Chandigarh, Jan 31 (Inditop.com) Ranjit Bajaj, a prominent socialite and the only child of powerful former bureaucrat couple B.R. Bajaj and Rupan Deol Bajaj, also happens to be a serial offender. He now has an attempt to murder case filed against him.

The Panchkula police registered an attempt to murder case against Ranjit after he allegedly bashed up the son of a sitting judge of the Punjab and Haryana High Court late Friday night at a resort near here.

B.R. Bajaj and Rupan Deol Bajaj have been high-profile and powerful bureaucrats in the Punjab government. Rupan Deol Bajaj became a much known name after she accused former Punjab supercop K.P.S. Gill of outraging her modesty by pinching her bottom at a private party in 1988.

Less than a month ago, Rupan Bajaj told the media that “criminals” and “molestors” like former police chiefs K.P.S. Gill and S.P.S. Rathore of Haryana, held guilty of molesting teenager Ruchika Girhotra in 1990, were roaming free in society and that their rightful place was behind the bars.

That statement has come to haunt Rupan Bajaj, who is now serving as an information commissioner in Punjab in a post-retirement assignment, as her son Ranjit has been slapped with a fresh case – for a non-bailable and serious crime.

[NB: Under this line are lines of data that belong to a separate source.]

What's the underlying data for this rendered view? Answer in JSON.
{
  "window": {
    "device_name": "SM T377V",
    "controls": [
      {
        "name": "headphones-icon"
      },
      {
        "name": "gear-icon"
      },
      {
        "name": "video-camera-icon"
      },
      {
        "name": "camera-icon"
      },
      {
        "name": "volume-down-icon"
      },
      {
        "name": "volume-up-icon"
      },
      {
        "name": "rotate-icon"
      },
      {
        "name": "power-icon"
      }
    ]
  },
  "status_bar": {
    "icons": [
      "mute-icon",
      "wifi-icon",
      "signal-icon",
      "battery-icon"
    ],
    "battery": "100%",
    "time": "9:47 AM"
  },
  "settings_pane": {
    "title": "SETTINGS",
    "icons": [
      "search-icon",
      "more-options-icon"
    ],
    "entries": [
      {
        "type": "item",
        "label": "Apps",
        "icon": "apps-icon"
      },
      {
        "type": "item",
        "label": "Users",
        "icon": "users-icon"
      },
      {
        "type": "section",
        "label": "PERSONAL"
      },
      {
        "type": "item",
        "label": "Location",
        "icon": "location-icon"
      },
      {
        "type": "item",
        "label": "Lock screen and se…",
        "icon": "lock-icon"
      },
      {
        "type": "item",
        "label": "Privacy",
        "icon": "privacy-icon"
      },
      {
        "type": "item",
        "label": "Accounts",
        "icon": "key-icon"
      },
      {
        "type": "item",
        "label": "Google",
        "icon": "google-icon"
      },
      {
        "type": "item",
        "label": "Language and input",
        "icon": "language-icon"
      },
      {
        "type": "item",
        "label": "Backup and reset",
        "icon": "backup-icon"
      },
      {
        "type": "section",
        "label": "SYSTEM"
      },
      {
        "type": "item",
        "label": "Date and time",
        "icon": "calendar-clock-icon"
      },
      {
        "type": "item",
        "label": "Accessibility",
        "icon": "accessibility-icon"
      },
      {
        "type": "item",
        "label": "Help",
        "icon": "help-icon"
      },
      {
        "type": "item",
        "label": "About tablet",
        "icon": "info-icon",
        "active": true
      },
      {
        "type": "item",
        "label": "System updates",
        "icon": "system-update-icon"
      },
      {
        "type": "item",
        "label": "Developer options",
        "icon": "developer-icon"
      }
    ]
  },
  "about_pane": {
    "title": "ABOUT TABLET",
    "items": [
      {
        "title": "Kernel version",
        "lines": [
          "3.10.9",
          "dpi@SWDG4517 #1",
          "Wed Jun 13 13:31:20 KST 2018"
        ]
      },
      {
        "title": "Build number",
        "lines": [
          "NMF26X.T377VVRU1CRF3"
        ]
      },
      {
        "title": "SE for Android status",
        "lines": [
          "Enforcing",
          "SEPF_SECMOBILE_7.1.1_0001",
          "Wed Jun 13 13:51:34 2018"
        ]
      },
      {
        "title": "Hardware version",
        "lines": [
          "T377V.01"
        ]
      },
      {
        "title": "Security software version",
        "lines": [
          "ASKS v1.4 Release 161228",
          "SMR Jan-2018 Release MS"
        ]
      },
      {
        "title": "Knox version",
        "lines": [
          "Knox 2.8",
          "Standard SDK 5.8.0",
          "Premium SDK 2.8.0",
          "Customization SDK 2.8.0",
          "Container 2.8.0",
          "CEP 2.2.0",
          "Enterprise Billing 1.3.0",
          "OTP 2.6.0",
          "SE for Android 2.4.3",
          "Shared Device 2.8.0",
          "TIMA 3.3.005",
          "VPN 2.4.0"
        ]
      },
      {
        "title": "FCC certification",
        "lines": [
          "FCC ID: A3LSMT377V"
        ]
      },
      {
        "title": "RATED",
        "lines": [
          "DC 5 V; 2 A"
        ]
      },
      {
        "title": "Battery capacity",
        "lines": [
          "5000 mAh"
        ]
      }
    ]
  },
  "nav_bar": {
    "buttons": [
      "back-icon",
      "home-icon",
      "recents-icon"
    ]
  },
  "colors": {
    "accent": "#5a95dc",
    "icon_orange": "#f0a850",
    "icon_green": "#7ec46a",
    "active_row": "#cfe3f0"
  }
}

In the last 10 years, Ranjit’s profile in crime has been – booked for kidnapping, extortion, cheating, forgery, violation of the Arms Act, involved with drug peddlers, illegal confinement, stealing a car, beating up a policeman on duty, setting a car on fire and many more.

In the recent incident, Gurmohan Singh Bedi, son of high court judge M.M.S. Bedi, alleged that Ranjit along with two private security guards hit him with weapons at the North Park resort over a parking argument at the winter ball of St John’s Old Boys Association (SJOBA).

Gurmohan alleged that Ranjit not only hit him but even threatened to kill him following the altercation.

But Rupan Bajaj defended her son.

She told Inditop Sunday: “I am feeling very sad about all this. Ranjit is innocent and he had not indulged in any kind of scuffle or hit anybody. He neither carries any weapons nor does he have any personal security guard.”

“Ranjit had gone to the SJOBA ball around 11.30 p.m. Friday with his girlfriend and 2-3 more female friends. While returning, a group of 8-9 boys, who were drinking in the parking area, passed some remarks at the girls. Ranjit opposed it and there was a minor verbal altercation. There was no major scuffle as was mentioned in the FIR (first information report),” stated Rupan Bajaj.

“From there, Ranjit and his friends went to the nearest police station to register their complaint but the police official told them to come the next day. At 3.30 p.m. we got a call from Justice Bedi and he told us that Ranjit’s security guards had beaten his son,” she said.

Rupan Bajaj described Justice Bedi as a “very close family friend”.

She said the police came to look for the security guards Saturday. “It is quite illogical that earlier they (the police) were blaming the security guards, who were never there, but later they booked Ranjit under the serious charge of attempt to murder.”

Rupan Bajaj claimed that her son was booked as a fallout of the complaint that he and the girls went to make at the police station against the other boys.

Police said Ranjit is on the run. “We are trying to trace him,” said Varinder Singh, deputy superintendent of police of Panchkula in Haryana, 10 km from Chandigarh.

In an earlier case in May 2000, Ranjit had allegedly kidnapped the teenaged Sunny Garg, son of a billionaire industrialist, and allegedly confined him to the official bungalow of his parents in the upscale Sector 16 here. He allegedly thrashed Garg with a rod and later demanded a ransom of Rs.20 lakh from the boy’s father. The boy was released following Rupan Bajaj’s reported intervention and the matter settled after both sides reached a compromise.

In another case in 2001, Ranjit allegedly set on fire the car of a youth who had led an attack on him.

In May 2000, he was found in illegal possession of a pistol and had forged the arms licence of his parents and pasted his photograph on it. He was slapped with a case of forgery.

Ranjit’s first crime was reported in 1996 when he was just 15 years old. He has continuously made news since then, for the wrong reasons, especially in the last one decade.

His mother claims that Ranjit had been acquitted in all the previous cases against him, registered mainly by Chandigarh Police.